Le croisement de ces différents facteurs permet d’identifier plusieurs groupes de matériaux qui sont plus ou moins stratégiques pour l’économie française et en particulier la transition écologique, et qui peuvent faire l’objet de vulnérabilités contrastées, présentées dans les graphiques.

 

Quatre catégories principales ressortent :

  1. Les matériaux qui jouent un rôle clé dans la transition écologique, notamment pour leur durabilité et leur capacité de substitution à des matériaux à fort impact, et qui ne font pas l’objet de risques importants sur la souveraineté : le bois (et la filière papier-carton qui s’en suit) et le verre (avec un enjeu de décarbonation de la production).
     
  2. Les matériaux qui cumulent un rôle stratégique pour la transition énergétique (malgré un impact environnemental significatif) et un risque pour la souveraineté (dépendance des matières premières et faible maîtrise de la production) : les composites à matrice organique (CMO), les grands métaux et les petits métaux (et notamment les filières énergies renouvelables et électronique qui leur sont liées).
     
  3. Les matériaux qui font l’objet de forts risques en termes de souveraineté, moins pour la maîtrise de la production que pour la dépendance aux matières premières, et dont les modalités de production actuelles et d’organisation actuelles doivent se transformer pour réussir la transition écologique : le caoutchouc (et la filière automobile), les fibres textiles (et la filière laine), les plastiques (et la filière chimie) et le ciment. Ce dernier se distingue un peu : il ne fait pas l’objet de risques importants d’approvisionnement mais la décarbonation de sa fabrication est un enjeu fort de la transition énergétique, ou plus précisément la filière béton.
     
  4. D’autres matériaux ne font pas l’objet de risques importants (forte maîtrise de la production et des ressources) et ne sont pas au cœur de la transition écologique : les terres cuites et le plâtre.

 

Niveau de vulnérabilité par matériau lié à chaque variable. Plus le numéro est élevé, plus l’économie française est vulnérable vis-à-vis de l’indicateur. Lecture : l’économie française est dépendante au bois avec des risquées liés à la demande et à son caractère incontournable pour la transition énergétique. Pour les composites, la dépendance est non seulement sur ces deux critères, mais aussi sur l’incapacité à substituer, la faible maîtrise de la production. Son impact environnemental est aussi un risque à long terme.

 

La suite de cette partie entre dans le détail des vulnérabilités.

 

L’évolution de la demande

 

Une tendance globale à la hausse. La plupart des matériaux s’inscrivent dans une hausse de la demande qui devrait se poursuivre en France : le bois (tout bois confondu, très demandé pour se substituer à d’autres matériaux ou sources d’énergie), les CMO (+9 % par an prévus sur 2020-2025), les grands et petits métaux, et dans une moindre mesure le textile (hausse en volume mais pas en valeur), le caoutchouc et certains plastiques (PET, PE). Par contraste, les verres creux et plats sont dans une dynamique stable, et le ciment et le béton devraient voir advenir une baisse relative incitée par la Stratégie Nationale Bas-Carbone (SNBC), au profit du bois ou de la terre crue. Le papier graphique (feuille, presse) devrait aussi diminuer comme il l’a fait par le passé.

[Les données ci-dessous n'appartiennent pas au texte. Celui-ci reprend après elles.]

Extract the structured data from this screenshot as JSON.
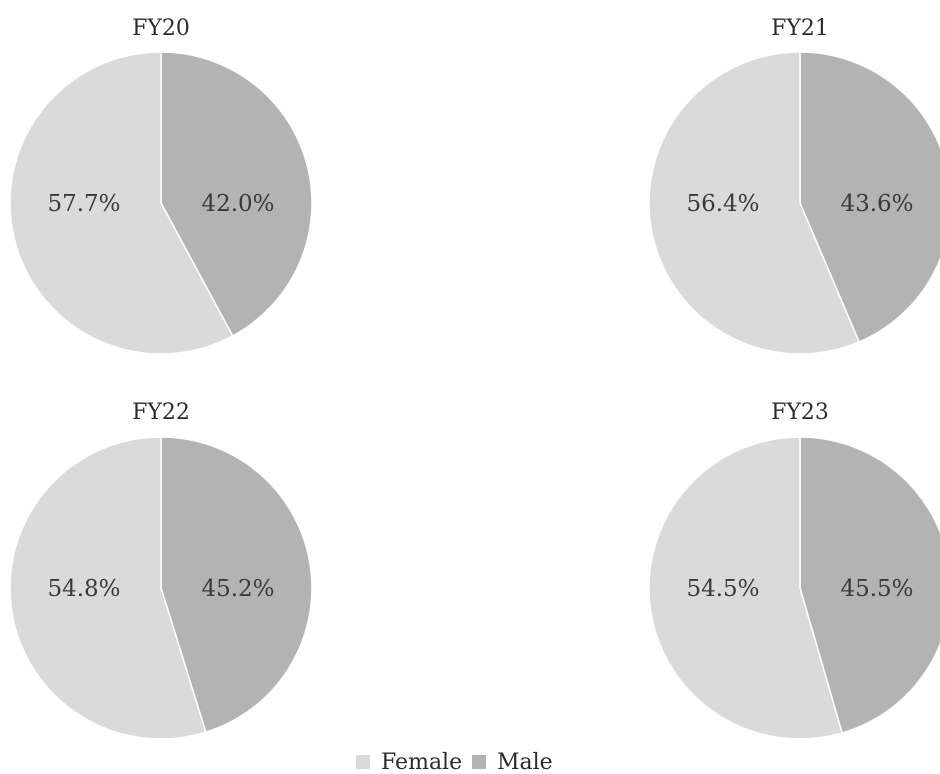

Des incertitudes sur les usages. Ces projections s’appuient sur certaines tendances lourdes, comme la transition écologique incitant à recourir au bois, aux CMO, et au verre ; et la transition numérique mobilisant les métaux. Pour autant, certains usages demeurent incertains : l’attrait de la fastfashion, impactant les fibres textiles, se poursuivra-t-il ? L’explosion du e-commerce va-t-il aller encore plus loin, sollicitant davantage de plastique d’emballage et de papier-carton ? Les designers d’objets (ex. meubles et fournitures) vont-ils privilégier dans le futur le plastique, le verre, le métal, ou le bois ? La mode va-t-elle se diriger vers d’autres fibres (lin, chanvre, laine) ? Ces questionnements renvoient au point sur la sobriété dans la prochaine partie.

 

La disponibilité physique des matériaux

 

Quelques gisements nationaux. Les matériaux totalement maîtrisés sur le territoire français sont rares, principalement des minéraux et céramiques. L’argile (utile pour les terres cuites) et le gypse (plâtre) proviennent à 95 % de gisements nationaux, de même pour l’argile et le calcaire nécessaires au ciment. La France dispose aussi d’une vaste couverture forestière, bien qu’elle ne corresponde pas toujours aux besoins du marché en bois et que son exploitation fasse l’objet de plusieurs freins.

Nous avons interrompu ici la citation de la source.